Am Samstag gibt es in Tal- und Beckenlagen anfangs häufig zähen Nebel oder Hochnebel. Nach Auflösung letzter Nebelreste scheint dann erneut häufig die Sonne. Im Tagesverlauf nimmt jedoch die Bewölkung langsam zu. Vor allem im Westen und im Süden muss außerdem mit dem einen oder anderen Regenschauer gerechnet werden, über dem Bergland können auch einzelne Gewitter nicht völlig ausgeschlossen werden. Es ist nur schwach windig. Am Morgen zeigt das Thermometer fünf bis 13 Grad, am Nachmittag 15 bis 25 Grad.

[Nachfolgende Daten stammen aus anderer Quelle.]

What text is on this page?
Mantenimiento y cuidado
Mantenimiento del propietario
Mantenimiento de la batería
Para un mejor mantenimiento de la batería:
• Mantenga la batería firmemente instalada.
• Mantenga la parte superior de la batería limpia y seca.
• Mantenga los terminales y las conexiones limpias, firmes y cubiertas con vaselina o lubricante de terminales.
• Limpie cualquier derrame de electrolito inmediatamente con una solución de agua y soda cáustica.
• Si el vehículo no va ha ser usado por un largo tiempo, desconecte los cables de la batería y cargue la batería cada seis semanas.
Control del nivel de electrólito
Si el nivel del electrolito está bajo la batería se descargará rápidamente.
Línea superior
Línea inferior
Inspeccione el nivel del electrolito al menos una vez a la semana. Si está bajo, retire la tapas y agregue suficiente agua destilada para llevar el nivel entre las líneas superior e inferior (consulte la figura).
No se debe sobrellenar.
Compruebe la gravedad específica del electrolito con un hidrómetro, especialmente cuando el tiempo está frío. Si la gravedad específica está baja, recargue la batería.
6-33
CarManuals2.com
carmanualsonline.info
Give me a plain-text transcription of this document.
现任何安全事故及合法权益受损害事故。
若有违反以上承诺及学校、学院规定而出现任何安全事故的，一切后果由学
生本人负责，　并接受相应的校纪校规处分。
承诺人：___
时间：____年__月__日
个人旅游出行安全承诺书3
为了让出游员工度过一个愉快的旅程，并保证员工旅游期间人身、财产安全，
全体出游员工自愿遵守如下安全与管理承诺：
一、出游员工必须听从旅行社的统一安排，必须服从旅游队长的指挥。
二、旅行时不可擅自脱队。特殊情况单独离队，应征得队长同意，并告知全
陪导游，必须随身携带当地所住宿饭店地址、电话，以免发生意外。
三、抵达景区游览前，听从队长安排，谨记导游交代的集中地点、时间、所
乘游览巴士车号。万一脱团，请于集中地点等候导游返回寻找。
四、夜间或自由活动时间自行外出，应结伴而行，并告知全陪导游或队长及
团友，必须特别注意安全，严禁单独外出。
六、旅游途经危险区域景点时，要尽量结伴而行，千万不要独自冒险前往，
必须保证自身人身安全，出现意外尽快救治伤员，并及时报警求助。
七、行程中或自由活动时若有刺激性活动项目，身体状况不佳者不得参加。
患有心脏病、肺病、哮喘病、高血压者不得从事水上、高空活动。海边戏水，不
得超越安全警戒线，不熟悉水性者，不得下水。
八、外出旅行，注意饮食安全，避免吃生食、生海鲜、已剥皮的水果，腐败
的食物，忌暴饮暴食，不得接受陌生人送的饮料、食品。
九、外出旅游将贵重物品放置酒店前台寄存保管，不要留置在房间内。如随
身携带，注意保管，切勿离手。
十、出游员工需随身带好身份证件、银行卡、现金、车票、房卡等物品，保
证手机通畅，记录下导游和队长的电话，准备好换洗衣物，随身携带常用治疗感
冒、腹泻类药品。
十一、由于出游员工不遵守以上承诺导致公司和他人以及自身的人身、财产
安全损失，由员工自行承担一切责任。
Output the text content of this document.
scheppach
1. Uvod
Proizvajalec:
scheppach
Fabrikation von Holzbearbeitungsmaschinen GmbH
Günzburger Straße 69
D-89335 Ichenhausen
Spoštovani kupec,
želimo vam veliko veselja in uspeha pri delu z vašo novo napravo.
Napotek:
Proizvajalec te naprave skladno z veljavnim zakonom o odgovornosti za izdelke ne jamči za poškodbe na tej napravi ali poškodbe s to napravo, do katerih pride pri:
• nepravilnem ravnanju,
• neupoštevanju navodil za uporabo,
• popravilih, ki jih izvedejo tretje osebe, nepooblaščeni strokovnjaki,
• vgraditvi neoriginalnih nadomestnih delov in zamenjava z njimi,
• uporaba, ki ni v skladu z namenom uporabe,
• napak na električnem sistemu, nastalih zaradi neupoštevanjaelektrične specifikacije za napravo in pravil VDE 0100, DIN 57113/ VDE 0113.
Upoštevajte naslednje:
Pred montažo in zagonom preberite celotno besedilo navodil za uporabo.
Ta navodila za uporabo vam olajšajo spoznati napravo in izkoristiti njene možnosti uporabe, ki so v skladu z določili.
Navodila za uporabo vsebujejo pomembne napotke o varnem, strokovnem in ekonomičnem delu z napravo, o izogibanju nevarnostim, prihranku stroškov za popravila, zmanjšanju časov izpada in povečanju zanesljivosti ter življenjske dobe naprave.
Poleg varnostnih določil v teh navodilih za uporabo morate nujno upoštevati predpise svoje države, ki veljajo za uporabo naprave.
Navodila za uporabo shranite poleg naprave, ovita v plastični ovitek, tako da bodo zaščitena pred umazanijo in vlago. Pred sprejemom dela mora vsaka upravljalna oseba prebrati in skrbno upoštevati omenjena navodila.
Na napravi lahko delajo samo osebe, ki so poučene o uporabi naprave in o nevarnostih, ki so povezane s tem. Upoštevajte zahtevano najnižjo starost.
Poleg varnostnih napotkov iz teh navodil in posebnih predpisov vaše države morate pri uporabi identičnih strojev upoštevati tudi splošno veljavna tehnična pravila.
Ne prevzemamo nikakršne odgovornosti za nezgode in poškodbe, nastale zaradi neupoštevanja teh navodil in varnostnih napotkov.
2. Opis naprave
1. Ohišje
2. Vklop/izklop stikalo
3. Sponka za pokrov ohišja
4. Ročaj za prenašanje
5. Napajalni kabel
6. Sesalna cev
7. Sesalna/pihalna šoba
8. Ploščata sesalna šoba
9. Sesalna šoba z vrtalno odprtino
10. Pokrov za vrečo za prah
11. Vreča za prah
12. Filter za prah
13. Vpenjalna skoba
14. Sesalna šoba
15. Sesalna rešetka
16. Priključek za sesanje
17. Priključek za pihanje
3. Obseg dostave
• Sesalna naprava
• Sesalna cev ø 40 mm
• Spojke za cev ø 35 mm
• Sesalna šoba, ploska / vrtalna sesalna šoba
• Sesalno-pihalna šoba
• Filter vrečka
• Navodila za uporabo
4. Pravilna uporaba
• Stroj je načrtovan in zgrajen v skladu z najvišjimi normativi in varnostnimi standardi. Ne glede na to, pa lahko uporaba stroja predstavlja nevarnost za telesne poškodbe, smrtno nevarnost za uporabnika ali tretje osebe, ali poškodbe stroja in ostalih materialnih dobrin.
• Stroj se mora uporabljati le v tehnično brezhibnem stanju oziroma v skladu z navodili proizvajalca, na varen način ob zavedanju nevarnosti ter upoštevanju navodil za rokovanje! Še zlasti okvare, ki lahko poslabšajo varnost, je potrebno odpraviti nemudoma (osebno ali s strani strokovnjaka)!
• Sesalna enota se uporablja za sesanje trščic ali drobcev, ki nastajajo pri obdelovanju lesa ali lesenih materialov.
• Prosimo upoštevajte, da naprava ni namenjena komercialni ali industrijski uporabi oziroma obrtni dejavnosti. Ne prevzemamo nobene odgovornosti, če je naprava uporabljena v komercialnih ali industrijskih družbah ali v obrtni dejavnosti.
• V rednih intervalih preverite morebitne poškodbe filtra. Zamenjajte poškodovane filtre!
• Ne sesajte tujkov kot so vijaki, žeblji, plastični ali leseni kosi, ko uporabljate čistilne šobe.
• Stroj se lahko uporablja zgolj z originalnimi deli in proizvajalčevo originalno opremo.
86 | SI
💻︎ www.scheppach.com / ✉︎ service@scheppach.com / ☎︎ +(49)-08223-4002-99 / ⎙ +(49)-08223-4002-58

Am Sonntag überwiegen im Süden die Wolken, dazu ist zeitweise mit Regen zu rechnen, vor allem während der ersten Tageshälfte. Die Sonne lässt sich in diesen Regionen nur zwischendurch blicken. Auch im übrigen Österreich halten sich bis in den Vormittag hinein Wolken oder zum Teil auch Nebel, im Osten und Südosten sowie entlang der Alpennordseite östlich von Salzburg ist noch etwas Regen einzukalkulieren. Danach lockern die Wolken auf und zumindest zeitweise scheint die Sonne, am ehesten im Wald- und Mühlviertel. Gegen Abend nimmt im Westen die Bewölkung wieder zu. Der Wind kommt schwach bis mäßig aus Nordwest bis Ost. Die Frühwerte betragen sieben bis 14 Grad, die Höchstwerte 13 bis 20 Grad.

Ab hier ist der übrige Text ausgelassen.